Historically, however, the Conservative Party has been profoundly associated with the idea of turning people from tenants into owners, starting with Benjamin Disraeli, who saw his party's future as inexorably tied to the creation of what he called "a property-owning democracy". This, of course, was during the era when ownership of property was linked to the right to vote. Yet the basic argument – that people with the responsibilities of ownership would be more likely sympathisers with a political party linked to capital rather than labour – was also the inspiration for Margaret Thatcher's "right to buy" policy, not to mention her enthusiasm for tax relief on mortgage interest repayments.

New Labour desperately wanted to seize back this political territory, which helps to explain why Gordon Brown as Chancellor did nothing whatever to discourage the house price boom, and denounced Vince Cable when the then Liberal Democrat Treasury spokesman warned on the floor of the House of Commons that it was both unwise and unsustainable.

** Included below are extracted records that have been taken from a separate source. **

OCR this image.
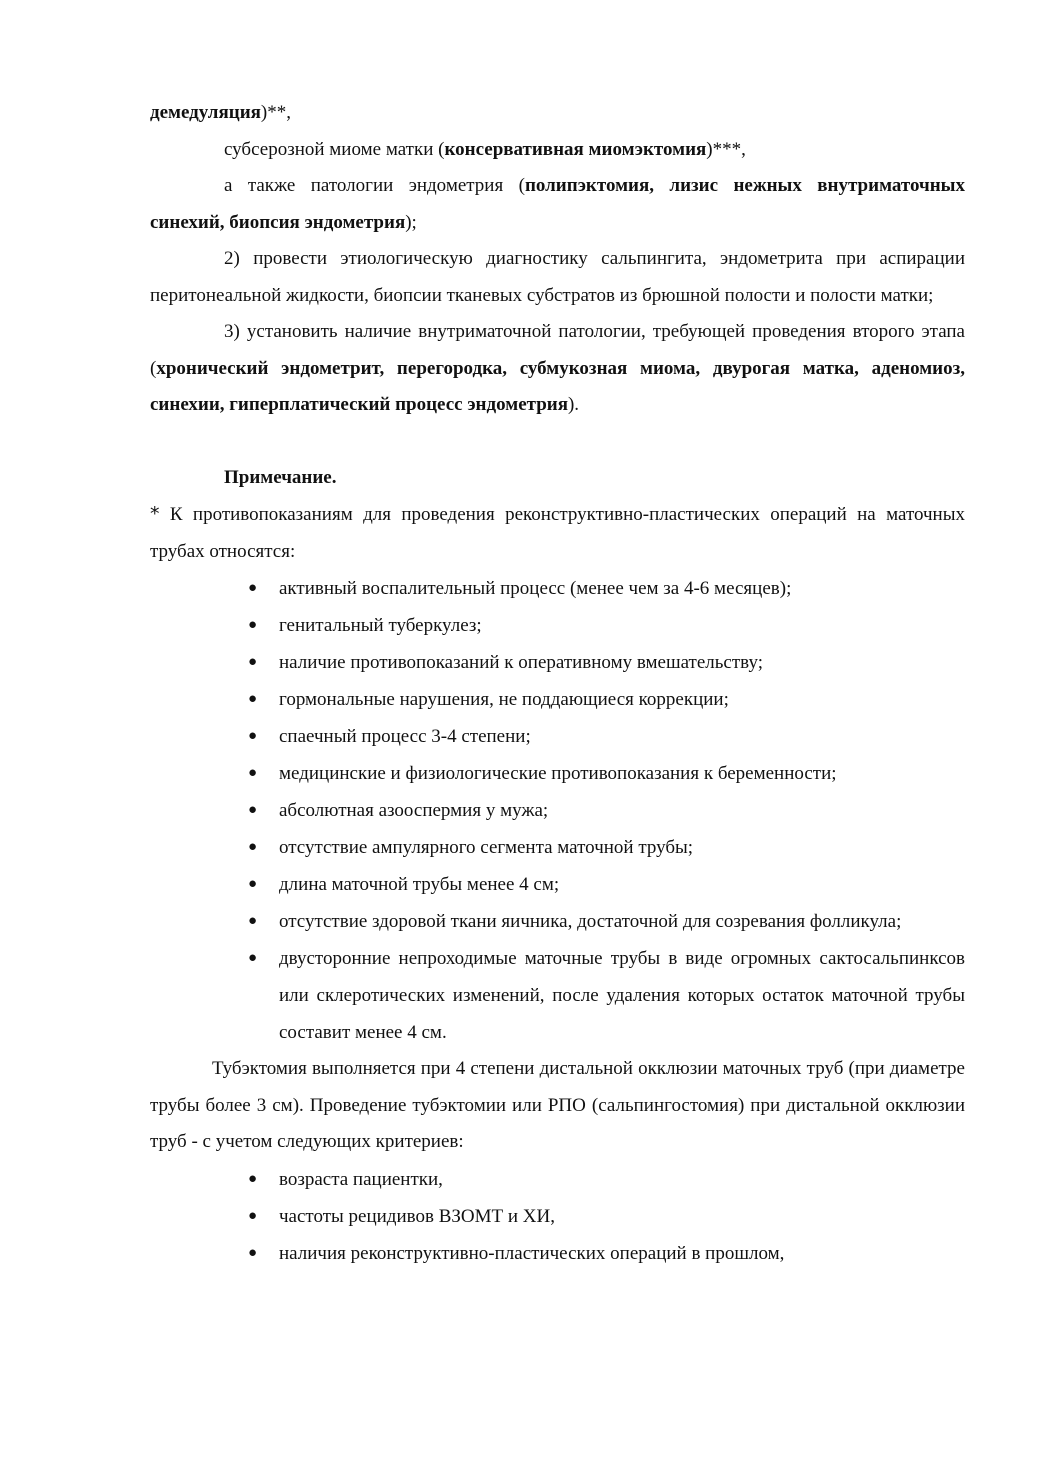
демедуляция)**,

субсерозной миоме матки (консервативная миомэктомия)***,

а также патологии эндометрия (полипэктомия, лизис нежных внутриматочных синехий, биопсия эндометрия);

2) провести этиологическую диагностику сальпингита, эндометрита при аспирации перитонеальной жидкости, биопсии тканевых субстратов из брюшной полости и полости матки;

3) установить наличие внутриматочной патологии, требующей проведения второго этапа (хронический эндометрит, перегородка, субмукозная миома, двурогая матка, аденомиоз, синехии, гиперплатический процесс эндометрия).

Примечание.

* К противопоказаниям для проведения реконструктивно-пластических операций на маточных трубах относятся:

● активный воспалительный процесс (менее чем за 4-6 месяцев);
● генитальный туберкулез;
● наличие противопоказаний к оперативному вмешательству;
● гормональные нарушения, не поддающиеся коррекции;
● спаечный процесс 3-4 степени;
● медицинские и физиологические противопоказания к беременности;
● абсолютная азооспермия у мужа;
● отсутствие ампулярного сегмента маточной трубы;
● длина маточной трубы менее 4 см;
● отсутствие здоровой ткани яичника, достаточной для созревания фолликула;
● двусторонние непроходимые маточные трубы в виде огромных сактосальпинксов или склеротических изменений, после удаления которых остаток маточной трубы составит менее 4 см.

Тубэктомия выполняется при 4 степени дистальной окклюзии маточных труб (при диаметре трубы более 3 см). Проведение тубэктомии или РПО (сальпингостомия) при дистальной окклюзии труб - с учетом следующих критериев:

● возраста пациентки,
● частоты рецидивов ВЗОМТ и ХИ,
● наличия реконструктивно-пластических операций в прошлом,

To be fair to Mr Brown, the global financial tsunami of the credit crunch was caused not by what went on in our own housing market, but in the United States. That, in turn, had indeed been a direct result of government policies. The Democratic Party in particular had promulgated regulations that demanded the banks lend in ever greater proportions to the least well off. For example in 1996 the Housing and Urban Development Agency instructed the two federal-backed mortgage firms, Fannie Mae and Freddie Mac, to make at least 52 per cent of their loans to borrowers with below-average incomes. The result was that by the end of 2007 Fannie Mae alone was guaranteeing no less than $56bn in sub-prime mortgages.

Seen in this context, the sub-prime implosion was not just a fiasco for banks, but also one for government intervention in the housing market, albeit with the apparently uncontroversial objective of spreading home ownership to groups in society which hitherto had been excluded from the "property-owning democracy".

The strange thing, in this country at least, is that it was in any case far from certain that owning property rather than renting had been the sure-fire winner of popular belief. A fascinating investigation conducted jointly by MoneyWeek magazine and the BBC's Money Programme in 2008 suggested that over the period from 1980 to 2000, a person who rented rather than bought property (and put into an equity fund the money saved through lower housing costs) would actually have been better off than his property-owning neighbour. Those of us who lost substantial sums in the property slump of the early 1990s would not need reminding of that; and an earlier generation would have regarded the idea of staking one's entire financial security on dividend-free investments in bricks and mortar as quite perverse.

My paternal grandfather, for example, lived and died without ever having owned any property; today it would seem very odd for a member of the prosperous middle classes to remain a tenant all his days. Yet he was a businessman who felt that any spare cash he had should be invested in his own little company, where, he hoped, it would grow more quickly in value and possibilities than anything so inert as a mere dwelling.

Moreover, although his motives were not primarily to benefit the country as a whole, there can be little doubt that if more money were diverted away from property and into productive enterprises, we would almost certainly have a more dynamic economy: as Adam Smith observed well over two centuries ago, a dwelling is a fine thing for its inhabitant, but contributes nothing to anybody's revenue, including (unless he rents it out) his own.

Unfortunately, the notion of property ownership as the key to personal financial self-fulfilment is by now so deeply ingrained in popular consciousness that it will take a generation ofdepressed house prices for that received opinion to weaken its grip on the middle-class imagination. On the other hand, it could indeed be that we are in for a very long period of exactly such stagnation: in which case Mr Grant Shapps can announce that everything has gone according to plan.